Added thoughts on the Christian and amusement 

Dear editor,

I would like to add some thoughts to Rev. Mahtani’s  timely article “Amusement: The mind’s escape from reality.”  [SB, Sept. 1, 2021]

Rev. Mahtani writes, “God gives us time for leisure.”  The Lord made the beautiful creation, the birds,  fields, mountains, flowers, that we may enjoy them in  a leisurely stroll or garden work. The Lord “gives His  beloved sleep,” in which restful sleep we do not at all  think about reality but “escape” it. He gives us six days  to labor, and the seventh to “rest.” God gives us wine  “to make the hearts of men merry.” He enjoins us to  “enjoy the fruit of our labors.”

All these amusements are to be used in the service of  God. “Do all for the glory of God,” even playing video  games. How do we do this? While one way is certainly  that it glorifies God when we enjoy the good things He  has gifted us with, I’d like to point out another aspect,  in connection with which Rev. Mahtani writes, “diversions  as reprieve from the difficult realities of life are  not necessarily sin…in measure, we may receive them.” I believe we can go a step further: such diversions are  even necessary in the Christian life.

The wise Christian understands his own weaknesses,  and that traversing through this dry and hot desert of  sin and strenuous labor requires occasional (sometimes  even frequent) refreshing rests at a cool oasis. This required  rest is not only spiritual (praying, Sabbath observance,  etc.) but also physical, emotional, and psychological,  for we belong to our Savior in soul and body. “The  Lord knoweth our frame, that we are dust,” and in His  kindness partly provides ‘amusement’ for it.

The mother who has a stressful, busy day with her  kids needs regular “downtime” to have a bath and read  good fiction. The minister benefits from team sports  activities where for an hour his mind is immersed in  chasing the ball and physically competing with other  men. And, of course, it is integral to healthy childhood  that children play.

Combined with spiritual refreshment, the mother  and minister are then strengthened in both soul and  body (which includes also the mind) to engage again in  the labors of the kingdom.

“Wherefore let him that thinketh he standeth, take  heed lest he fall,” is true also for our approach to  amusement.

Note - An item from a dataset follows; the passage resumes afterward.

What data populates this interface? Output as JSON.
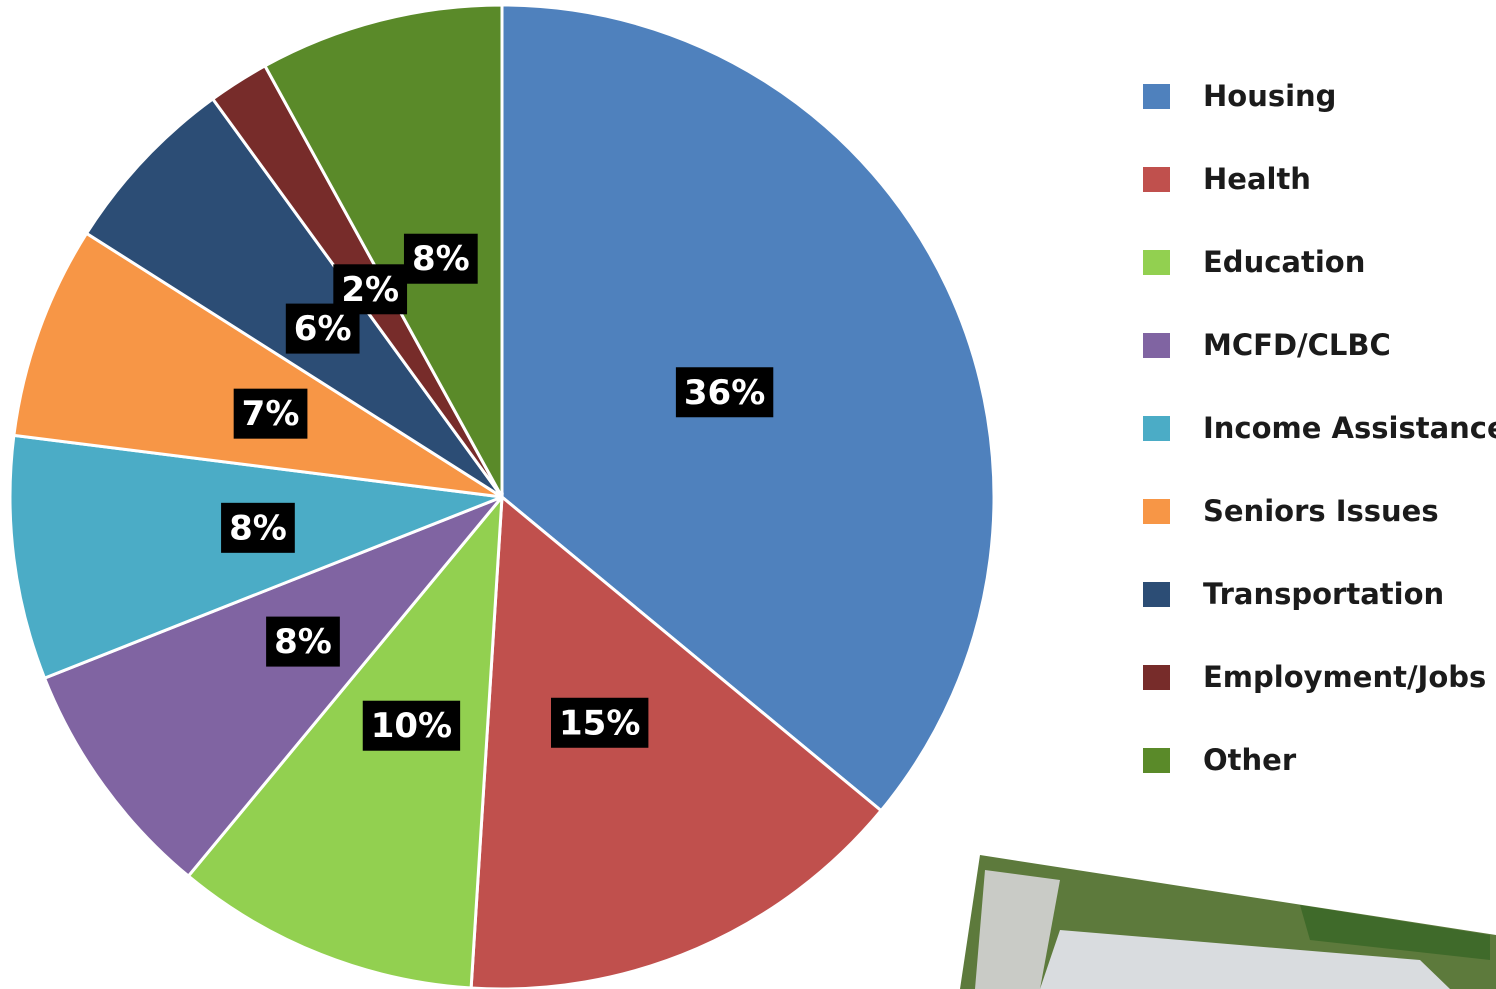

Beware, lest we think that we are stronger  than we are, and despise the amusement God provides  for us. Christian ministers and men sometimes have a  “burn out.” Sometimes covenant homes become places  of constant shouting and stress. How many of these  situations could have been avoided through a healthy  use of amusement?

Thus, amusement is used by the wise Christian not  as an escape from his Christian duties but as an indispensable  and God-given aid to it. In this way, it is to  be used in a good conscience, to God’s glory. It ought  not merely be tolerated as a necessary evil, or as something  stronger Christians tolerate in weaker Christians.  There is Christian liberty in how much and what kind  of non-sinful amusement is needed, but not in whether  it is needed.

In conclusion, it seems to me a key criteria to help us  Christians properly evaluate and control our (non-sinful)  amusement activities is this: Is our amusement  helping us, or hindering us, from leading godly lives?

Yours in Christ, 
Manuel Kuhs  
Member of the Covenant Protestant Reformed  
Church, Ballymena, Northern Ireland

Thanks for the SB in prison

Dear Standard Bearer,

 I am writing to inform you that you may end my  subscription to your magazine as of October 1, 2021.  This subscription was provided by Trinity PRC [Hudsonville,  MI]. Please extend my thanks to them for this  subscription and the many books that they have sent to  me over the past couple of years.

I would also like to thank you for the many wonderful  articles I have read over the years. They have provided  many insights to some of the teachings of Calvin,  Herman Hoeksema, David Engelsma, Herman Hanko,  etc., just to name a few from the great Reverends from  the PRCA. I do plan on renewing my subscription….

I would like to thank everyone at the Standard Bearer  and PRCA for being willing to reach out to prisoners.  I can’t even begin to tell you how much knowledge I  have gained and how much I have grown. You have  also helped me introduce the Word of God to other men  in the system along with members of my family.

May God the Father continue to bless your church  according to His will.